Gov. Kathy Hochul’s executive budget proposal, delivered recently, sets another record high for state spending. But while spending big, the $227 billion proposal falls short on specific measures designed to reduce our cost of living. To put the plan in context, Gov. Hochul is calling for 50 percent more in spending than the proposed budget in Florida, yet New York has 2.5 million fewer people.
This year’s budget process needs to result in a final agreement that addresses the root causes of outmigration and a toxic business climate. Hopefully, those concerns are alleviated as the process advances during the coming weeks.
As inflation has impacted New Yorkers and talks of a recession loom, we cannot ask families, businesses, and localities to pay more than they already are paying. Especially troubling is the proposed $1.6 billion tax hike, which would come in the form of an extension of the temporary Business Tax Surcharge and an $800 million bump to the Metropolitan Commuter Transportation Mobility Tax. The last thing businesses need are more taxes, and that is exactly what they could be facing.
The news isn’t good for property taxpayers, and local governments see the writing on the wall. The executive budget proposal intends to shift money away from counties in order to offset growth in the state Medicaid program. Taking nearly $1 billion away from localities will almost certainly result in higher taxes, but at the local level.
“The news isn’t good for property taxpayers, and local governments see the writing on the wall.”

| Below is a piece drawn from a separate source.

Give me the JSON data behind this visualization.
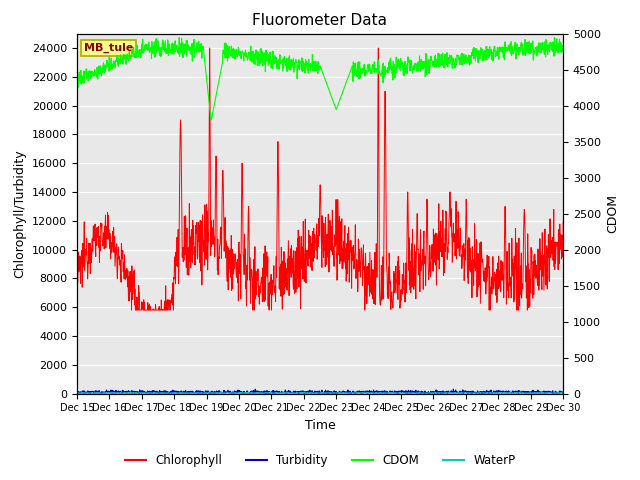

Until there are wholesale changes to the criminal-justice policies contributing to violent crime plaguing our communities, any talk about supporting law enforcement is mere rhetoric. Police need adequate funding and training, but that must be accompanied by laws designed to protect them and the communities they serve. As the governor begins talks with Democrat leaders in the Senate and Assembly, I hope she stands by her stated commitment to improve public safety.

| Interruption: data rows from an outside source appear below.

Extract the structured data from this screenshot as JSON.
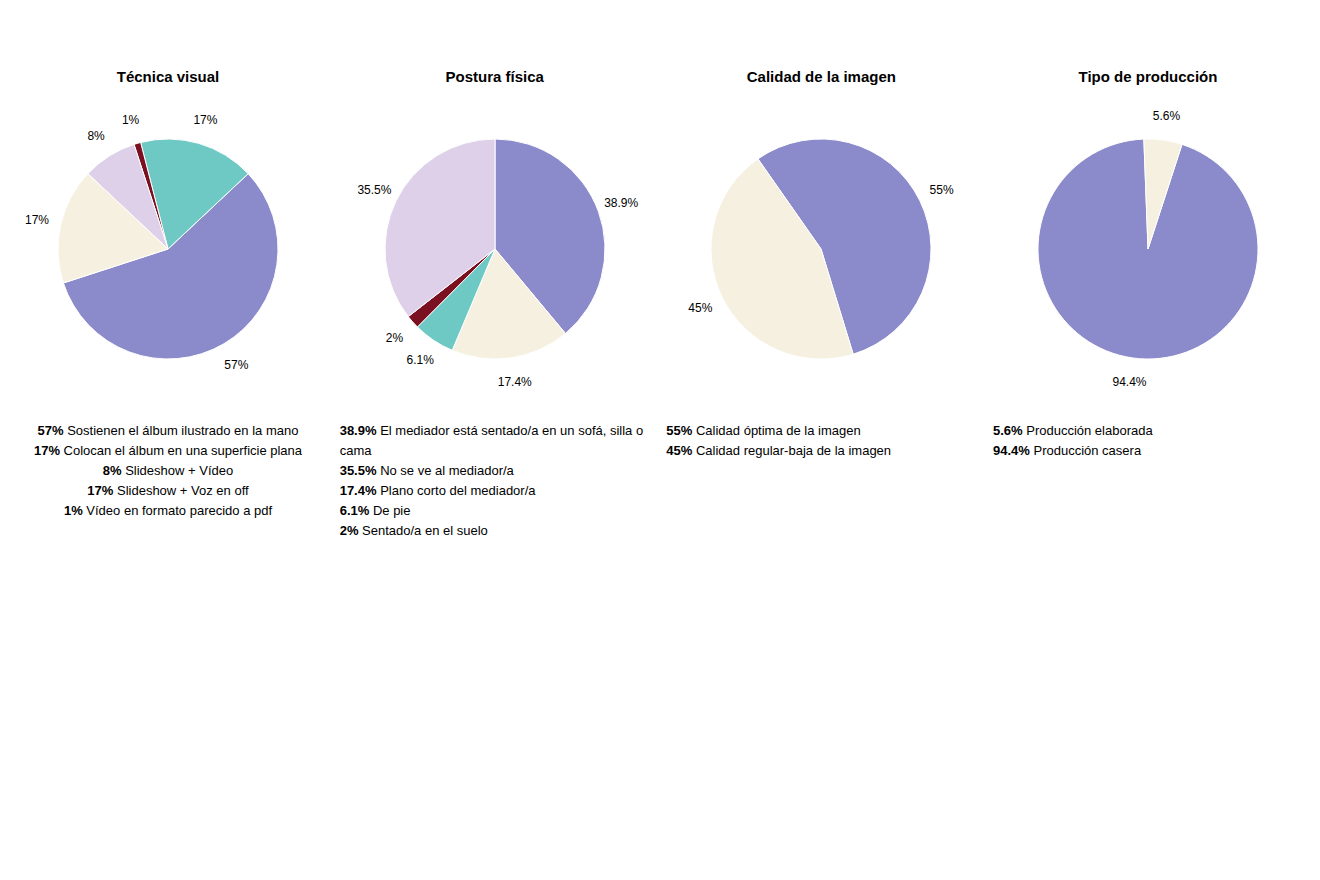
{
  "chart_data": [
    {
      "type": "pie",
      "title": "Técnica visual",
      "values": [
        57,
        17,
        1,
        8,
        17
      ],
      "value_labels": [
        "57%",
        "17%",
        "1%",
        "8%",
        "17%"
      ],
      "colors": [
        "#8b8bcc",
        "#6ec9c4",
        "#7a1020",
        "#ddd0e8",
        "#f5f0df"
      ],
      "annotations": [
        "57% Sostienen el álbum ilustrado en la mano",
        "17% Colocan el álbum en una superficie plana",
        "8% Slideshow + Vídeo",
        "17% Slideshow + Voz en off",
        "1% Vídeo en formato parecido a pdf"
      ]
    },
    {
      "type": "pie",
      "title": "Postura física",
      "values": [
        38.9,
        17.4,
        6.1,
        2,
        35.5
      ],
      "value_labels": [
        "38.9%",
        "17.4%",
        "6.1%",
        "2%",
        "35.5%"
      ],
      "colors": [
        "#8b8bcc",
        "#f5f0df",
        "#6ec9c4",
        "#7a1020",
        "#ddd0e8"
      ],
      "annotations": [
        "38.9% El mediador está sentado/a en un sofá, silla o cama",
        "35.5% No se ve al mediador/a",
        "17.4% Plano corto del mediador/a",
        "6.1% De pie",
        "2% Sentado/a en el suelo"
      ]
    },
    {
      "type": "pie",
      "title": "Calidad de la imagen",
      "values": [
        55,
        45
      ],
      "value_labels": [
        "55%",
        "45%"
      ],
      "colors": [
        "#8b8bcc",
        "#f5f0df"
      ],
      "annotations": [
        "55% Calidad óptima de la imagen",
        "45% Calidad regular-baja de la imagen"
      ]
    },
    {
      "type": "pie",
      "title": "Tipo de producción",
      "values": [
        94.4,
        5.6
      ],
      "value_labels": [
        "94.4%",
        "5.6%"
      ],
      "colors": [
        "#8b8bcc",
        "#f5f0df"
      ],
      "annotations": [
        "5.6% Producción elaborada",
        "94.4% Producción casera"
      ]
    }
  ]
}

Additionally, the budget proposal calls for $1 billion to support asylum seekers flooding into our state. While this is largely a complex federal problem, New Yorkers should not be asked to pick up the slack for the nation’s failed immigration policies. A much-better solution would be working with the state’s congressional representatives and Biden Administration to address the issue from border to border, rather than throw an enormous sum of money at a band-aid solution here in New York.

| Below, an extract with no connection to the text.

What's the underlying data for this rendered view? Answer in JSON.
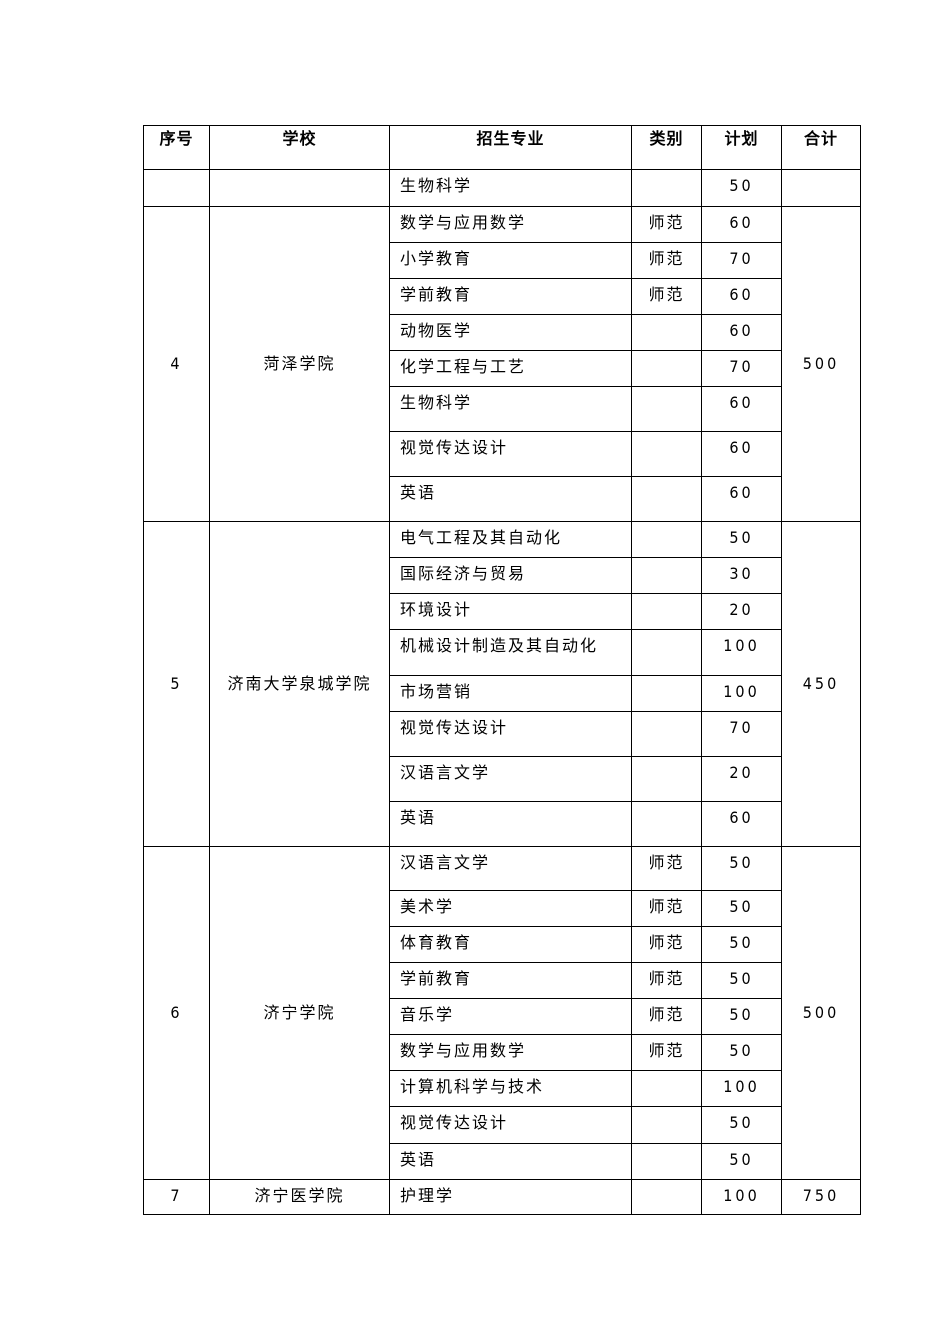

There are some promising elements to the governor’s plan, including funding for critical needs like mental-health services, public education, and childcare. However, there’s a long way to go to achieve a complete, responsible, and effective state spending plan. New York does not need to break its own spending record every budget cycle in order to deliver results for the residents of the state. We have several weeks ahead of us as proposals evolve into policies. I am eager to work with my colleagues in the New York Legislature to create a spending plan that makes sense for all New Yorkers.
William (Will) A. Barclay, 53, Republican, is the New York Assembly minority leader and represents the 120th New York Assembly District, which encompasses all of Oswego County, as well as parts of Jefferson and Cayuga counties.